Unfortunately, the extreme restrictions placed on the tiny crew, their limited filming window and the scaled back equipment they were allowed to bring are all liabilities that the film is only partially able to overcome. Confined as Herzog and his crew were to man-made walkways running along the cave floor, the images they captured sometimes have a detached, static quality like you’re on a guided tram tour. It’s understandable, but it’s also frustrating.
All of these liabilities are further compounded by Herzog’s decision to film using the illusion of 3D. Herzog obviously wanted this once in a lifetime experience to be as much of a “you are there” moment for his audience as it promised to be for him. The 3D is meant to bring the images to life, painted as they are along natural bulges, curves and depressions, and to give you a sense of the depth and scope of the environment. This works to a point, but it unfortunately winds up as much of an eye-straining distraction as an asset. Plus, with limited lighting equipment, I don’t think the images are as brightly lit as they need to be to account for the loss of light the 3D process imposes. I should note however that most of my 3D theatrical experiences have been less than perfect so maybe it’s just me. If you’ve loved what you’ve seen from the current state of the technology then you might appreciate it here as well.
In between explorations of the cave’s secrets, Herzog talks to the wide ranging group of scientists who are studying them. The conversations are often interesting, but this being Herzog they tend to be scattered and random. A deeper probing and a more explicit connecting of the dots would’ve been nice. Who were these people who painted in the dark? You’re left with more questions than answers, but perhaps that was Herzog’s intention.
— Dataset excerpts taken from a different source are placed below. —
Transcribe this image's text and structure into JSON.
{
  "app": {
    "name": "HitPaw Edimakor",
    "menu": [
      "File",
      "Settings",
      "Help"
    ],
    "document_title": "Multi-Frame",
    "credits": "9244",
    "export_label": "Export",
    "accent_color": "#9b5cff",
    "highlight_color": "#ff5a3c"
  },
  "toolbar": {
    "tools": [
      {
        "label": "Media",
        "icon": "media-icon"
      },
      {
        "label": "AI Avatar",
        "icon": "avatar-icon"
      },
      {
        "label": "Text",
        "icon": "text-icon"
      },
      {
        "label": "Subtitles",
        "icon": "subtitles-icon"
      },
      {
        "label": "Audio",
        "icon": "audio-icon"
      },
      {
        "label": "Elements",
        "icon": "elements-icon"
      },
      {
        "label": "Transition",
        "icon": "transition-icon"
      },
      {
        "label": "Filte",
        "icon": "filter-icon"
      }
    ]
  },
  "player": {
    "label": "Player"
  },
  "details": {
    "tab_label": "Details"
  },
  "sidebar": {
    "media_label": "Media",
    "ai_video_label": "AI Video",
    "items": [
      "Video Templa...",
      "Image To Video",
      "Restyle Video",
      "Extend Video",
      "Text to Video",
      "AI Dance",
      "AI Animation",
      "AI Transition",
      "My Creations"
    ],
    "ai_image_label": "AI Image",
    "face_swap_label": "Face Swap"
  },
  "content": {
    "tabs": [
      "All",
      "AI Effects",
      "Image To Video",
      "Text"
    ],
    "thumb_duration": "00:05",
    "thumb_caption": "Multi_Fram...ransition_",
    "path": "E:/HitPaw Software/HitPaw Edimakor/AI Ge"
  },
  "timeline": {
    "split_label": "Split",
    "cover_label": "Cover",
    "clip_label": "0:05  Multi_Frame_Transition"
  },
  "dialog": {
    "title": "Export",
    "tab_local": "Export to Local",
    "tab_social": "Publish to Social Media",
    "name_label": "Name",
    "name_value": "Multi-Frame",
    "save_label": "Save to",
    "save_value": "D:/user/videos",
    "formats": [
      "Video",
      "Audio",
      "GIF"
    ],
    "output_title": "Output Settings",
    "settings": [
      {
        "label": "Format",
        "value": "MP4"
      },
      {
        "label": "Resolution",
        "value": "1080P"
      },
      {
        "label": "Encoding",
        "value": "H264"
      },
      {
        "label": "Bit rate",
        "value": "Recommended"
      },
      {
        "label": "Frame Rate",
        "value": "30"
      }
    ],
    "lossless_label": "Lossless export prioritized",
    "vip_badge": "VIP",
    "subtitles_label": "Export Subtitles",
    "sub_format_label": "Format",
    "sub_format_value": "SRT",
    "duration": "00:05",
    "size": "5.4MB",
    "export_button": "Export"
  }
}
Drawbacks aside, the flickering window Cave of Forgotten Dreams opens on the dawn of human culture can’t be underestimated. Herzog captures the experience as well as he probably could have under the circumstances and the images and fragments he’s collected finally achieve a strange dreamlike quality. Perhaps it is best appreciated if you don’t try to force it to fit your expectations, but simply let Herzog be Herzog instead.
Cave of Forgotten Dreams. UK / Germany / France / USA 2011. Written and directed by Werner Herzog. Cinematography by Peter Zeitlinger. Music score composed by Ernst Reijseger. Edited by Joe Bini and Maya Hawke. 1 hour 35 minutes. MPAA rated G. 3.5 stars (out of 5)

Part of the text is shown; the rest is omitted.